|Authors||Brooke SM, Goyal N, Michelotti BF, Guedez HM, Fedok FG, Mackay DR, Samson TD|
|Journal||J Craniofac Surg Volume: 26 Issue: 8 Pages: 2299-303|
|Publish Date||2015 Nov|
Evidence supports short-term perioperative prophylaxis for facial fractures. It is unknown, however, whether there is any professional consensus on how to manage these injuries.

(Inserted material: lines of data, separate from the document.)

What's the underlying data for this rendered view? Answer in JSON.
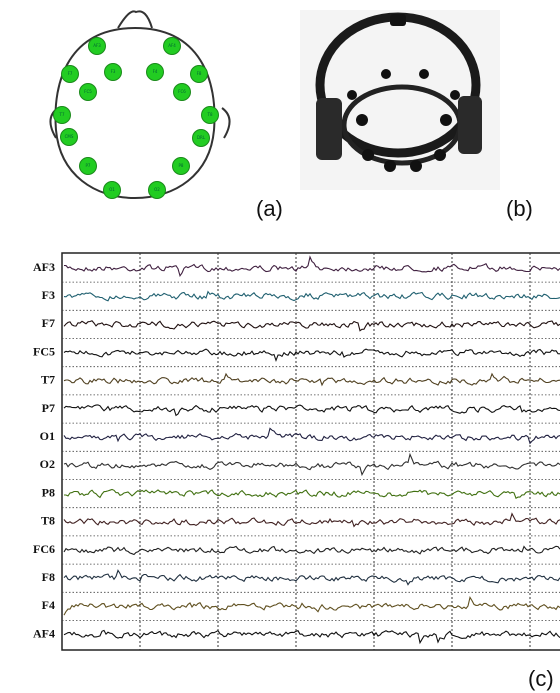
{
  "panels": {
    "a": {
      "label": "(a)",
      "electrodes": [
        {
          "label": "AF3"
        },
        {
          "label": "AF4"
        },
        {
          "label": "F7"
        },
        {
          "label": "F3"
        },
        {
          "label": "F4"
        },
        {
          "label": "F8"
        },
        {
          "label": "FC5"
        },
        {
          "label": "FC6"
        },
        {
          "label": "T7"
        },
        {
          "label": "T8"
        },
        {
          "label": "CMS"
        },
        {
          "label": "DRL"
        },
        {
          "label": "P7"
        },
        {
          "label": "P8"
        },
        {
          "label": "O1"
        },
        {
          "label": "O2"
        }
      ]
    },
    "b": {
      "label": "(b)"
    },
    "c": {
      "label": "(c)",
      "channels": [
        "AF3",
        "F3",
        "F7",
        "FC5",
        "T7",
        "P7",
        "O1",
        "O2",
        "P8",
        "T8",
        "FC6",
        "F8",
        "F4",
        "AF4"
      ]
    }
  }
}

No multidisciplinary evaluation of the prophylactic antibiotic prescribing patterns for neither operative nor nonoperative facial fractures has been performed.To evaluate the prophylactic antibiotic prescribing patterns of multiple specialties in operative and nonoperative facial fractures.A 14 question anonymous online-based survey was distributed to members of the American Society of Maxillofacial Surgeons (ASMS) and the American Association of Facial Plastic Surgeons to evaluate current practices.205 respondents, including 89 plastic surgeons, 98 otolaryngologists, 12 oral and maxillofacial surgeons, and 7 with double board certification practicing throughout the United States with ranging experience from 11 to 30 years. As expected, preoperative, perioperative, or postoperative prophylactic antibiotics are either “always” or “sometimes” prescribed, 100% of the time with more varied practice upon further inspection. A total of 85.1% either “always” or “sometimes” use antibiotics while awaiting surgery. Dentate segment fractures are the most frequent type of facial fractures to receive prophylactic antibiotics for both operative (90.5%) and nonoperative (84.1%) fractures. Duration of antibiotic use is more varied with the majority providing 3 to 7 days despite current evidence. First generation cephalosporins alone are prescribed by 49% of respondents, which may not adequately cover oral flora. There is no multidisciplinary consensus for prophylactic antibiotics for specific operative fracture types or nonoperative facial fractures, an area with little published evidence.